Law enforcement representatives from Union Pacific Railroad Police and the Buffalo County Sheriff's Office recently teamed up to remind motorists of highway-railroad grade crossing laws as part of a program called Union Pacific's Crossing Accident Reduction Education and Safety (UP CARES).

The railroad and local law enforcement officers did not issue any citations to motorists for highway-railroad grade crossings violations.

The Kearney area was chosen by the UP CARES task force for this enforcement effort because of reports from UP employees and local officials of continued violations by motorists who do not obey the warning devices at area crossings.

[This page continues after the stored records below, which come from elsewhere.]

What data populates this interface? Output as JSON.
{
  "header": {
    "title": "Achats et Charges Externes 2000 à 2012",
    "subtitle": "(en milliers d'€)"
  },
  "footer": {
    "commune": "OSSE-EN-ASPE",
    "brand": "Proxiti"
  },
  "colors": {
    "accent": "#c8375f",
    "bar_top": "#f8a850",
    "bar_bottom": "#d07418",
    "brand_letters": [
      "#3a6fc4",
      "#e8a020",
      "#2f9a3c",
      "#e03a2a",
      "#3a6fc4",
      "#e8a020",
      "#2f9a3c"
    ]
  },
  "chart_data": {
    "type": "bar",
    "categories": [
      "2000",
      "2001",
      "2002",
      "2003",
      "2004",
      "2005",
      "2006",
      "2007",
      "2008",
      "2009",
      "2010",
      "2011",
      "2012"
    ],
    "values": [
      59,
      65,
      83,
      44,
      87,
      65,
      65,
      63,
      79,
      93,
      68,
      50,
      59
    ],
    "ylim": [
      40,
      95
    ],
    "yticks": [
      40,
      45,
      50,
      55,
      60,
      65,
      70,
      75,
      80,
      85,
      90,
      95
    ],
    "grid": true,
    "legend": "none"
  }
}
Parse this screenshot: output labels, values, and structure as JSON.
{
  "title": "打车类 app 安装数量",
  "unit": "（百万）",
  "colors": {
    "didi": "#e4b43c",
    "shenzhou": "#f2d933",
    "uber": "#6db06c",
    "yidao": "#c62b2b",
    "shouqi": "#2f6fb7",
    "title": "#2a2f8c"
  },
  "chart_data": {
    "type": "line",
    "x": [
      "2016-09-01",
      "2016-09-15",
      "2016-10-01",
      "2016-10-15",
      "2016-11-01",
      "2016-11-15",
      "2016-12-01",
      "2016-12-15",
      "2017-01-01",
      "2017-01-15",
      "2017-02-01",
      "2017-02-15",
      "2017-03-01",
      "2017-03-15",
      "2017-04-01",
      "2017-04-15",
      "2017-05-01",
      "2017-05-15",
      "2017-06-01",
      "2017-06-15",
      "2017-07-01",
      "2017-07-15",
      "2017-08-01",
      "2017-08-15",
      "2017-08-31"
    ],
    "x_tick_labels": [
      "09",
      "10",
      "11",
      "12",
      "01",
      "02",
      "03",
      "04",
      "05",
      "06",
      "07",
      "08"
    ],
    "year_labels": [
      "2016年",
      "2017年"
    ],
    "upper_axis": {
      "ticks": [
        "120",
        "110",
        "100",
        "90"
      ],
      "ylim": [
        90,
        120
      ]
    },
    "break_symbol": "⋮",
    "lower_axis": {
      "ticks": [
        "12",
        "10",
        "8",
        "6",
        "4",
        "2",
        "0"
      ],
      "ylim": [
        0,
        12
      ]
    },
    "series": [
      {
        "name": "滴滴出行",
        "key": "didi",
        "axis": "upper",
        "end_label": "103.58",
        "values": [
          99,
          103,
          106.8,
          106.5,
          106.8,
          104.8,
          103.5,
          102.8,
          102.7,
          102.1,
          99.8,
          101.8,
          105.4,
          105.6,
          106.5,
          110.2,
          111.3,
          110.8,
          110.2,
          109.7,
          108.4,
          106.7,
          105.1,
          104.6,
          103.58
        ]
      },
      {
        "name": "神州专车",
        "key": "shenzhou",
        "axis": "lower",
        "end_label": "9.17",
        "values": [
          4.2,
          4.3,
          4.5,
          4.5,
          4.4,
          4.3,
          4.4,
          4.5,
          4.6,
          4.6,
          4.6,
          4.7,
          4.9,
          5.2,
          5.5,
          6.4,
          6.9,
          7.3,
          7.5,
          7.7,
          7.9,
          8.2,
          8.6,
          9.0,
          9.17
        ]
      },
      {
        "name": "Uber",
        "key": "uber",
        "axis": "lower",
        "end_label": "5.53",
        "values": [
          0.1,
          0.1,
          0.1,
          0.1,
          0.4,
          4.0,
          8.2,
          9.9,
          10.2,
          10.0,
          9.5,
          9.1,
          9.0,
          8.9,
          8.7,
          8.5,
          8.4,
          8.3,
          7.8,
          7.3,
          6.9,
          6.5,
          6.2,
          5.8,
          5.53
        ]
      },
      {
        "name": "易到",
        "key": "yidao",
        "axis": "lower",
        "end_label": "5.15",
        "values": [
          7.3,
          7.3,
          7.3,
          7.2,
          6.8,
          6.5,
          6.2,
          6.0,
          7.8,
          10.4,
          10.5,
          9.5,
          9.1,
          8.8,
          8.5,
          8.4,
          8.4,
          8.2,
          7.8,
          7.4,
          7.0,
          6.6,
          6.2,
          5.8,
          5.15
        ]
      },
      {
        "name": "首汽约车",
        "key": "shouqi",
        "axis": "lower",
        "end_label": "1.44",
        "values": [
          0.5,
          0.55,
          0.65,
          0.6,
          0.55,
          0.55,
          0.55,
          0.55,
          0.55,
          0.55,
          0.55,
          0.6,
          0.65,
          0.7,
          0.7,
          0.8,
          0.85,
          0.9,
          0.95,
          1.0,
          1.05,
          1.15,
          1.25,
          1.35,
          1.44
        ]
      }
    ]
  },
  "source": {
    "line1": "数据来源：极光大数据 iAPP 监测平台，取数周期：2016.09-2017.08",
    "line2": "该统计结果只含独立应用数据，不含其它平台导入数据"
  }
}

The UP CARES task force is made up of Union Pacific police officers who work with city, county and state police officers to enforce highway-railroad grade crossing laws.

UP CARES is part of the Operation Lifesaver program, where police officers ride on trains to observe motorist behavior at highway-railroad grade crossings. If a motorist violates the grade crossing traffic laws, the officer on the train radios to an officer positioned near the crossing, who can issue the motorist a citation.

In 2009, there were 41 highway-railroad grade crossing collisions in Nebraska resulting in nine fatalities and 18 injuries, compared to 48 collisions resulting in two deaths and 20 injuries in 2008. These figures include all Nebraska railroads and public along with private crossing collisions.